Confieso que he pecado pero sin arrepentimiento, con esas ganas que da la perversión de lo prohibido y que ponen en el rostro esa sonrisa de satisfacción culposa que nos lleva del cielo literal al infierno candente, donde despojados de prejuicios y ropajes absurdos las almas se hermanan y se llevan al hastío incansable.
Y lo confieso porque he de ser franca, ya no puedo seguir guardando este secreto que se me escapa por los ojos, por la piel, por el andar felino que ya se descubre desde que aparezco y arranca el consabido ¡Qué tienes que te ves radiante!
Y eres tú, con esa sonrisa angelical el que ha logrado esta metamorfosis inversa y me sacaste de mi condición de oruga verdosa insignificante y me convertiste en mariposa radiante multicolor.
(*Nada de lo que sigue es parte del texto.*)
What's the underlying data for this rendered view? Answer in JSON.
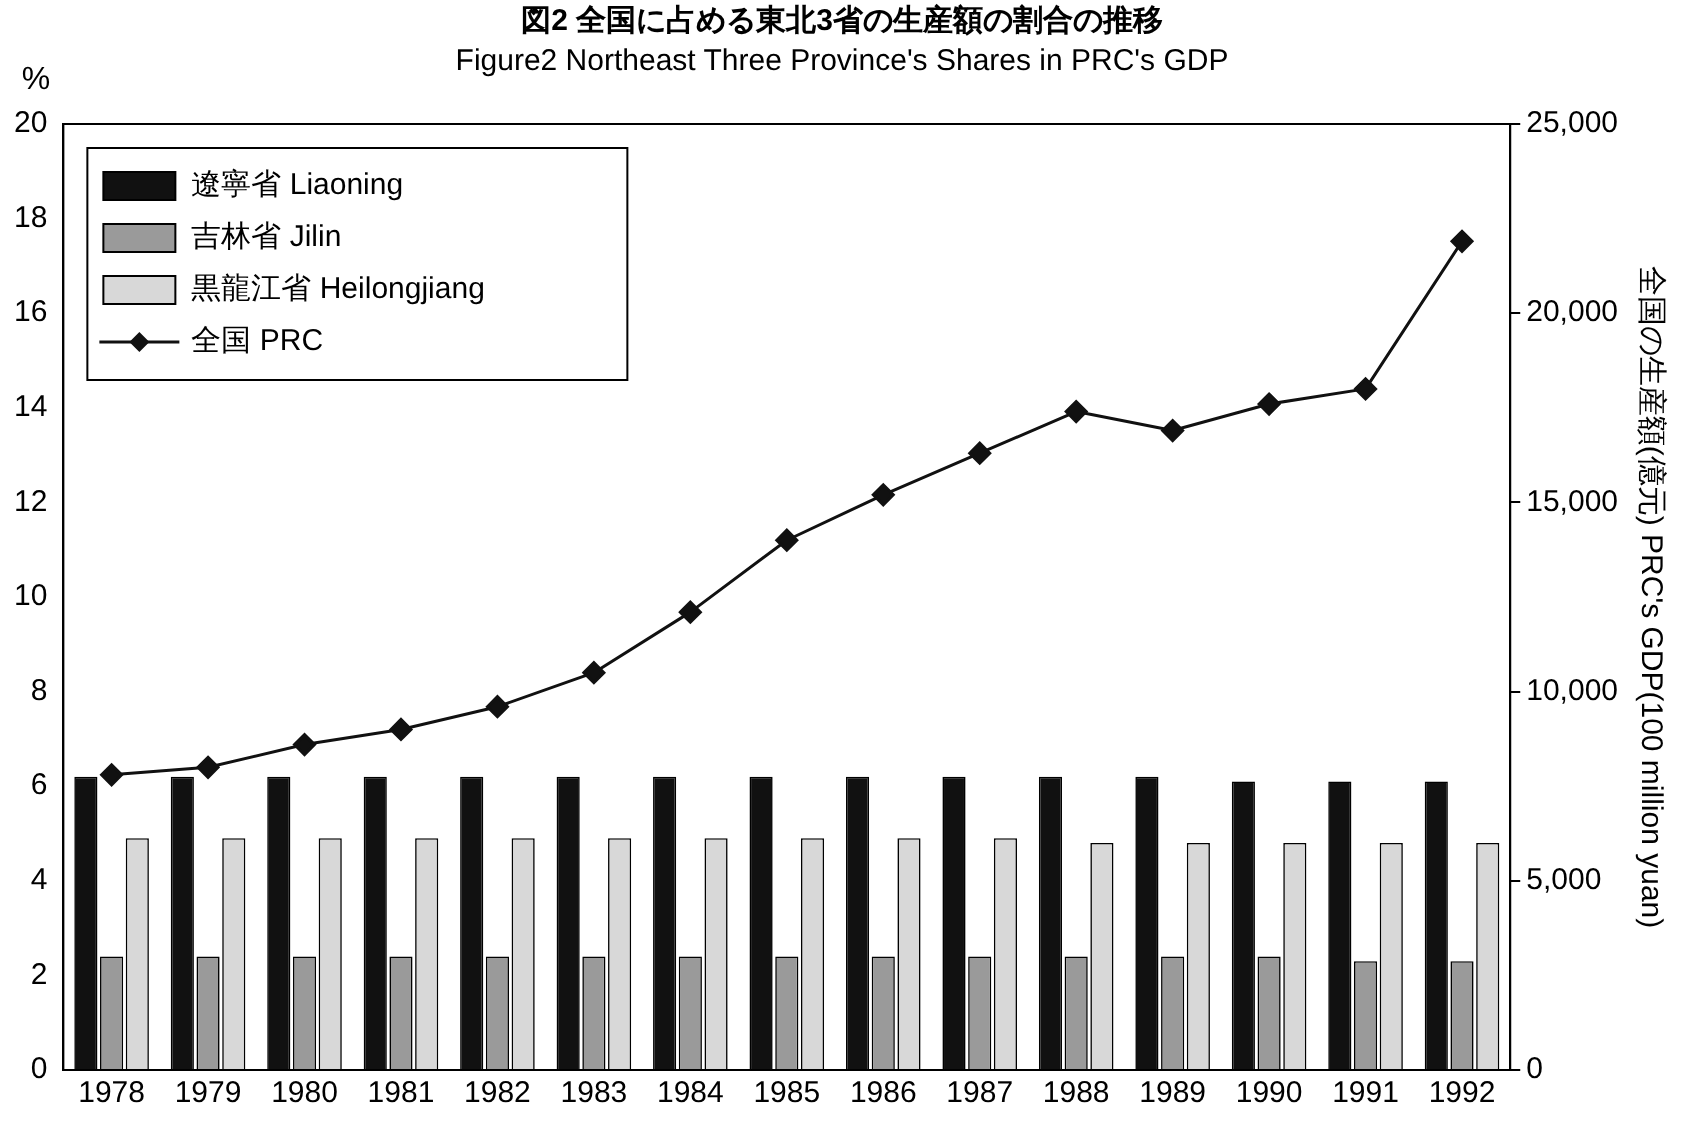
{
  "chart_data": {
    "type": "bar",
    "title": "図2 全国に占める東北3省の生産額の割合の推移",
    "subtitle": "Figure2 Northeast Three Province's Shares in PRC's GDP",
    "ylabel": "%",
    "y2label": "全国の生産額(億元) PRC's GDP(100 million yuan)",
    "categories": [
      "1978",
      "1979",
      "1980",
      "1981",
      "1982",
      "1983",
      "1984",
      "1985",
      "1986",
      "1987",
      "1988",
      "1989",
      "1990",
      "1991",
      "1992"
    ],
    "series": [
      {
        "name": "遼寧省 Liaoning",
        "color": "#111111",
        "values": [
          6.2,
          6.2,
          6.2,
          6.2,
          6.2,
          6.2,
          6.2,
          6.2,
          6.2,
          6.2,
          6.2,
          6.2,
          6.1,
          6.1,
          6.1
        ]
      },
      {
        "name": "吉林省 Jilin",
        "color": "#9a9a9a",
        "values": [
          2.4,
          2.4,
          2.4,
          2.4,
          2.4,
          2.4,
          2.4,
          2.4,
          2.4,
          2.4,
          2.4,
          2.4,
          2.4,
          2.3,
          2.3
        ]
      },
      {
        "name": "黒龍江省 Heilongjiang",
        "color": "#d8d8d8",
        "values": [
          4.9,
          4.9,
          4.9,
          4.9,
          4.9,
          4.9,
          4.9,
          4.9,
          4.9,
          4.9,
          4.8,
          4.8,
          4.8,
          4.8,
          4.8
        ]
      },
      {
        "name": "全国 PRC",
        "type": "line",
        "axis": "y2",
        "color": "#111111",
        "values": [
          7800,
          8000,
          8600,
          9000,
          9600,
          10500,
          12100,
          14000,
          15200,
          16300,
          17400,
          16900,
          17600,
          18000,
          21900
        ]
      }
    ],
    "ylim": [
      0,
      20
    ],
    "yticks": [
      0,
      2,
      4,
      6,
      8,
      10,
      12,
      14,
      16,
      18,
      20
    ],
    "y2lim": [
      0,
      25000
    ],
    "y2ticks": [
      {
        "value": 0,
        "label": "0"
      },
      {
        "value": 5000,
        "label": "5,000"
      },
      {
        "value": 10000,
        "label": "10,000"
      },
      {
        "value": 15000,
        "label": "15,000"
      },
      {
        "value": 20000,
        "label": "20,000"
      },
      {
        "value": 25000,
        "label": "25,000"
      }
    ],
    "marker": "diamond",
    "line_style": "solid",
    "grid": false,
    "legend": "top left"
  }
}
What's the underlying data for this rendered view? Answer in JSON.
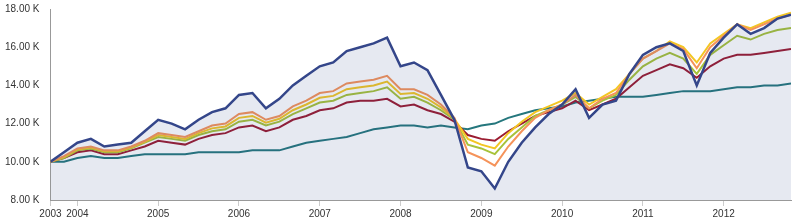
{
  "chart_data": {
    "type": "line",
    "categories": [
      "2003",
      null,
      "2004",
      null,
      null,
      null,
      null,
      null,
      "2005",
      null,
      null,
      null,
      null,
      null,
      "2006",
      null,
      null,
      null,
      null,
      null,
      "2007",
      null,
      null,
      null,
      null,
      null,
      "2008",
      null,
      null,
      null,
      null,
      null,
      "2009",
      null,
      null,
      null,
      null,
      null,
      "2010",
      null,
      null,
      null,
      null,
      null,
      "2011",
      null,
      null,
      null,
      null,
      null,
      "2012",
      null,
      null,
      null,
      null,
      null
    ],
    "ylim": [
      8000,
      18000
    ],
    "yticks": [
      {
        "value": 8000,
        "label": "8.00 K"
      },
      {
        "value": 10000,
        "label": "10.00 K"
      },
      {
        "value": 12000,
        "label": "12.00 K"
      },
      {
        "value": 14000,
        "label": "14.00 K"
      },
      {
        "value": 16000,
        "label": "16.00 K"
      },
      {
        "value": 18000,
        "label": "18.00 K"
      }
    ],
    "grid": false,
    "series": [
      {
        "color": "#34468a",
        "type": "area",
        "values": [
          10000,
          10500,
          11000,
          11200,
          10800,
          10900,
          11000,
          11600,
          12200,
          12000,
          11700,
          12200,
          12600,
          12800,
          13500,
          13600,
          12800,
          13300,
          14000,
          14500,
          15000,
          15200,
          15800,
          16000,
          16200,
          16500,
          15000,
          15200,
          14800,
          13500,
          12200,
          9700,
          9500,
          8600,
          10000,
          11000,
          11800,
          12500,
          13000,
          13800,
          12300,
          13000,
          13200,
          14600,
          15600,
          16000,
          16200,
          15800,
          14000,
          15700,
          16500,
          17200,
          16700,
          17000,
          17500,
          17700
        ]
      },
      {
        "color": "#f5935a",
        "type": "line",
        "values": [
          10000,
          10300,
          10700,
          10800,
          10600,
          10600,
          10800,
          11100,
          11500,
          11400,
          11300,
          11600,
          11900,
          12000,
          12500,
          12600,
          12200,
          12400,
          12900,
          13200,
          13600,
          13700,
          14100,
          14200,
          14300,
          14500,
          13800,
          13800,
          13500,
          13000,
          12300,
          10500,
          10200,
          9800,
          10800,
          11600,
          12300,
          12700,
          13000,
          13500,
          12800,
          13300,
          13600,
          14600,
          15400,
          15800,
          16200,
          15900,
          14900,
          16000,
          16600,
          17200,
          16900,
          17200,
          17500,
          17700
        ]
      },
      {
        "color": "#f3c623",
        "type": "line",
        "values": [
          10000,
          10250,
          10650,
          10750,
          10550,
          10550,
          10750,
          11050,
          11400,
          11300,
          11200,
          11500,
          11750,
          11850,
          12300,
          12400,
          12050,
          12250,
          12700,
          13000,
          13350,
          13450,
          13800,
          13900,
          14000,
          14200,
          13550,
          13600,
          13300,
          12850,
          12250,
          11200,
          10900,
          10700,
          11500,
          12100,
          12600,
          12900,
          13200,
          13600,
          13000,
          13400,
          13800,
          14600,
          15400,
          15800,
          16300,
          16000,
          15200,
          16200,
          16700,
          17200,
          17000,
          17300,
          17600,
          17800
        ]
      },
      {
        "color": "#a7c23a",
        "type": "line",
        "values": [
          10000,
          10200,
          10600,
          10700,
          10500,
          10500,
          10700,
          11000,
          11300,
          11200,
          11100,
          11400,
          11600,
          11700,
          12100,
          12200,
          11900,
          12100,
          12500,
          12800,
          13100,
          13200,
          13500,
          13600,
          13700,
          13900,
          13300,
          13400,
          13100,
          12700,
          12200,
          10900,
          10700,
          10400,
          11200,
          11800,
          12400,
          12700,
          13000,
          13400,
          12800,
          13200,
          13500,
          14300,
          15000,
          15400,
          15700,
          15400,
          14600,
          15600,
          16100,
          16600,
          16400,
          16700,
          16900,
          17000
        ]
      },
      {
        "color": "#9b1b30",
        "type": "line",
        "values": [
          10000,
          10200,
          10500,
          10600,
          10400,
          10400,
          10600,
          10800,
          11100,
          11000,
          10900,
          11200,
          11400,
          11500,
          11800,
          11900,
          11600,
          11800,
          12200,
          12400,
          12700,
          12800,
          13100,
          13200,
          13200,
          13300,
          12900,
          13000,
          12700,
          12500,
          12100,
          11400,
          11200,
          11100,
          11600,
          12000,
          12400,
          12600,
          12800,
          13200,
          12700,
          13000,
          13300,
          13900,
          14500,
          14800,
          15100,
          14900,
          14400,
          15000,
          15400,
          15600,
          15600,
          15700,
          15800,
          15900
        ]
      },
      {
        "color": "#25777d",
        "type": "line",
        "values": [
          10000,
          10000,
          10200,
          10300,
          10200,
          10200,
          10300,
          10400,
          10400,
          10400,
          10400,
          10500,
          10500,
          10500,
          10500,
          10600,
          10600,
          10600,
          10800,
          11000,
          11100,
          11200,
          11300,
          11500,
          11700,
          11800,
          11900,
          11900,
          11800,
          11900,
          11800,
          11700,
          11900,
          12000,
          12300,
          12500,
          12700,
          12800,
          12900,
          13100,
          13200,
          13300,
          13400,
          13400,
          13400,
          13500,
          13600,
          13700,
          13700,
          13700,
          13800,
          13900,
          13900,
          14000,
          14000,
          14100
        ]
      }
    ]
  }
}
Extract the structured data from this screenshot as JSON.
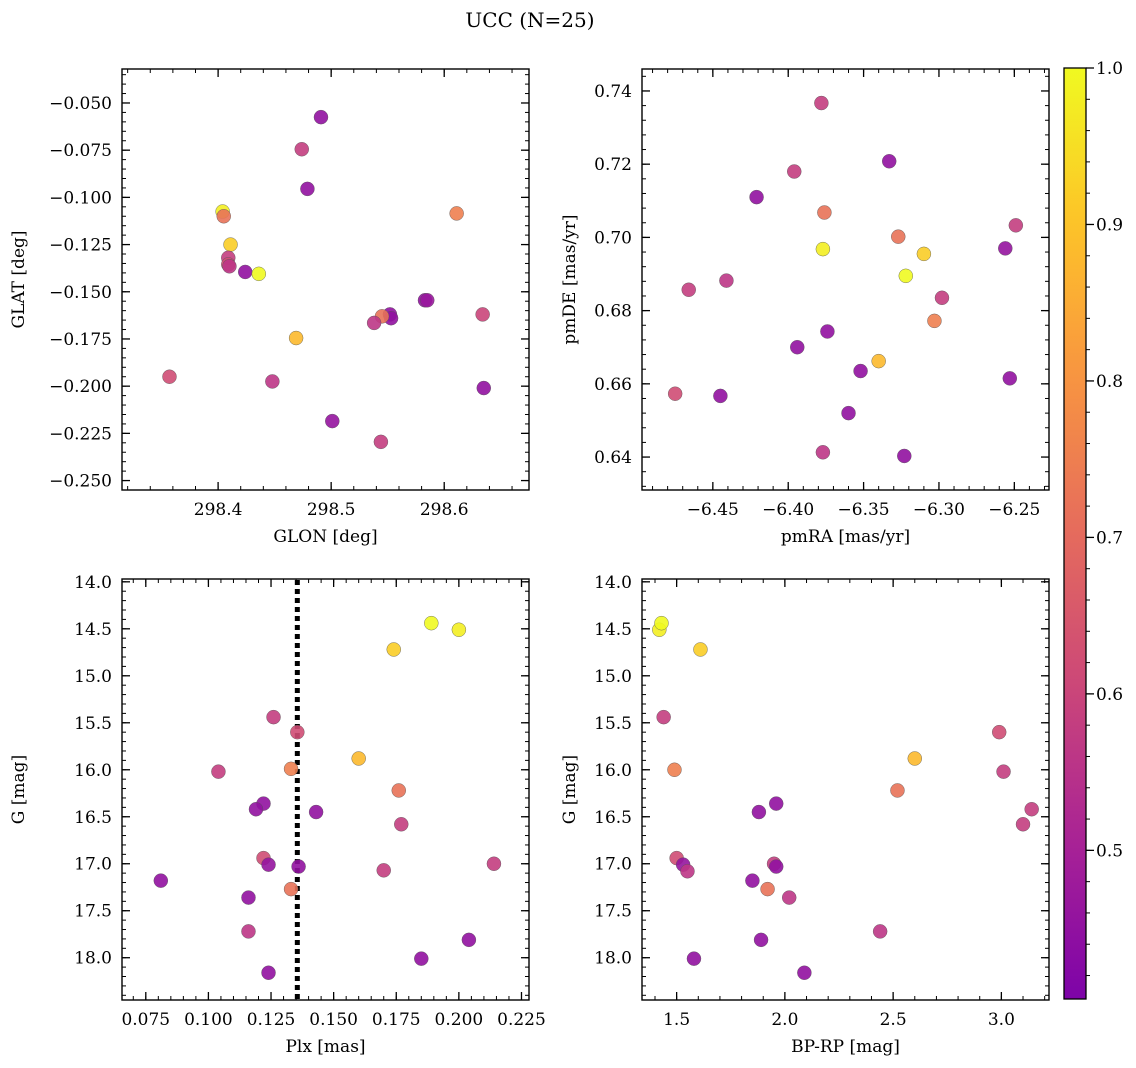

Si el amor pudiera definirse, se llamaría charla, hermandad, descubrimiento, sorpresa, complicidad, adivinación, porque todo eso mueves dentro de mi ser y mente y así como me llevas a las inmensidades de los pensamientos profundos y contundentes, también me arrebatas la razón y me llevas al reino de la obscuridad total, en donde se desarticulan las palabras y la razón se vuelve estúpida y sólo son tus ojos los que me sostienen con esa mirada burlona en donde confirmas que sigues siendo tú el que manda, el que instruye, el que enseña, el que tiene la última palabra y la razón absoluta.
Sí, confieso que te quiero, que me has robado cientos de suspiros, inmensidad de noches de desvelo, días y días distraída pensando en cómo te podré decir ¡cuánto te quiero!
Lo confieso porque no lo sabes, porque todo ha sido un sueño, porque el día que pueda verte así a los ojos, ese día, juro que muero.